By: A. Nogueira
Release date: June 28th 2017
Running time: 120 minutes
Director: Bong Joon-ho
Language: English, Korean
Main cast: Jake Gyllenhaal, Lily Collins, Tilda Swinton, Paul Dano, Seo-Hyeon Ahn, Steven Yeun
Budget: 50 million USD
Box office: 2.15 million USD
Rotten tomatoes rating: 85%
Personal Rating: 9/10
Google film synopsis: For 10 idyllic years, young Mija has been caretaker and constant companion to Okja - a massive animal and an even bigger friend - at her home in the mountains of South Korea. But that changes when family-owned, multinational conglomerate Mirando Corporation takes Okja for themselves and transports her to New York, where an image-obsessed and self-promoting CEO has big plans for Mija's dearest friend. With no particular plan but single-minded in intent, Mija sets out on a rescue mission.
Okja is a South Korean and American movie, both countries having incredible cinematic works. Although South Korean works are less well known, directors such as Park Chan-wok have achieved a variety of international awards and Netflix’s Okja is likely to add to the collection, with 10 international award nominations and 6 wins.
The movie has an effectively complex mix of genres. While it may be considered an environmentalist adventure combined with science fiction, horror, drama and action, it has a constant humoristic style that prevents it from being too unsettling for certain audiences. Instead, it raises awareness of global issues within the meat industry (although set in a fictional world) and is always enjoyable.
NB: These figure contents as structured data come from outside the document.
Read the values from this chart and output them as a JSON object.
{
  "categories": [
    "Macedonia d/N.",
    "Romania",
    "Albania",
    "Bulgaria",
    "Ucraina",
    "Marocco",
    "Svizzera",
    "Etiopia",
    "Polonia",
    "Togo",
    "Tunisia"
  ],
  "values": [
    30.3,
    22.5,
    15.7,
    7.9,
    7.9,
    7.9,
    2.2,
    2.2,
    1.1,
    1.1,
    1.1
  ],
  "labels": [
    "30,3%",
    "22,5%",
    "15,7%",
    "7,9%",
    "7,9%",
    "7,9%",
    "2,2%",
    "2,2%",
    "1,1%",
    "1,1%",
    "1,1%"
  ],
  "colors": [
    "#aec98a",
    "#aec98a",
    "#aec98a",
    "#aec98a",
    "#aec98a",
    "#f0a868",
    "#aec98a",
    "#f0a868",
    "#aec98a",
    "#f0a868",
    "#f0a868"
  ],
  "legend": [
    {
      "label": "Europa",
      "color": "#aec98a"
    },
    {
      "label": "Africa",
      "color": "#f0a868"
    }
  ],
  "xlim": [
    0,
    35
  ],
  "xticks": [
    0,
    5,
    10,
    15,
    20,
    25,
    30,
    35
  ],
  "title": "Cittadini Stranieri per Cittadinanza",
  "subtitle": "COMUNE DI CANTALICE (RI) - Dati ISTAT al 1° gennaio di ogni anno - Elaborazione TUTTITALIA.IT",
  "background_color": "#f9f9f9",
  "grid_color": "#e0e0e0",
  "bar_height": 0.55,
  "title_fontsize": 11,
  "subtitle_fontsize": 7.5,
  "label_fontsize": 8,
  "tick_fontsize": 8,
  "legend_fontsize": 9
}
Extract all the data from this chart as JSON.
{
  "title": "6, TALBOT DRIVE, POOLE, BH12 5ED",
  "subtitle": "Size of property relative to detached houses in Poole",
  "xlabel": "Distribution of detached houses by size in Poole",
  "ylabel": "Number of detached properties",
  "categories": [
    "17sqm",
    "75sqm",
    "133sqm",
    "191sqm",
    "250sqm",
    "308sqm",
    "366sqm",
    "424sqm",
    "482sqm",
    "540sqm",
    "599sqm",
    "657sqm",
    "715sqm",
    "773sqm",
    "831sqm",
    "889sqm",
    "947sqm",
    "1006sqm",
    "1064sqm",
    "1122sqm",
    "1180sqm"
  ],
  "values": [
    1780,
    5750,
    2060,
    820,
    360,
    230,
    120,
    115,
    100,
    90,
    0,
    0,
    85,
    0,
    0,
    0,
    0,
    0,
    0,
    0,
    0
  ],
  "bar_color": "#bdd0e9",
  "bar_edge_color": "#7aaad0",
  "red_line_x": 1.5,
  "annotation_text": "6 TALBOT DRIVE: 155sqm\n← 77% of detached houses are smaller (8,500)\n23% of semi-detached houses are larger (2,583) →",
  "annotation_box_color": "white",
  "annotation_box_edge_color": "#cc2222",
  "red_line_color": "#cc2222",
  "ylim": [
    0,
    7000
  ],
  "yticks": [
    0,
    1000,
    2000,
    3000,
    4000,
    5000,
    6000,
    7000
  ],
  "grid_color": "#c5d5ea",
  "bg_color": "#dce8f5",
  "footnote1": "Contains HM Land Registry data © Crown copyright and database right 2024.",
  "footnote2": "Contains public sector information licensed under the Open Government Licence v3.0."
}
Its cast instantly impresses, with 4 actors being incredibly famous but many others being well known for their works. Seo-Hyeon Ahn gives an incredible performance and although young, she has appeared in a variety of films and TV series from South Korea. The director, similarly, has a variety of acclaimed works such as Snowpiercer (2013) and The Host (2006). Visual effects supervisor Erik-Jan de Boer has previously won an Oscar for his work on Life of Pi and now delivered the incredibly realistic giant pig that is Okja. Cinematography features astounding natural landscapes, combined with sound for a realistic and immersive composition.
Although the ending doesn’t disappoint, it does not proceed with the initial quality of the film, but it hardly could. Okja is one of this year’s highlights, with a plot that offers a differentiated perspective of the meat industry yet still incorporating sci-fi elements.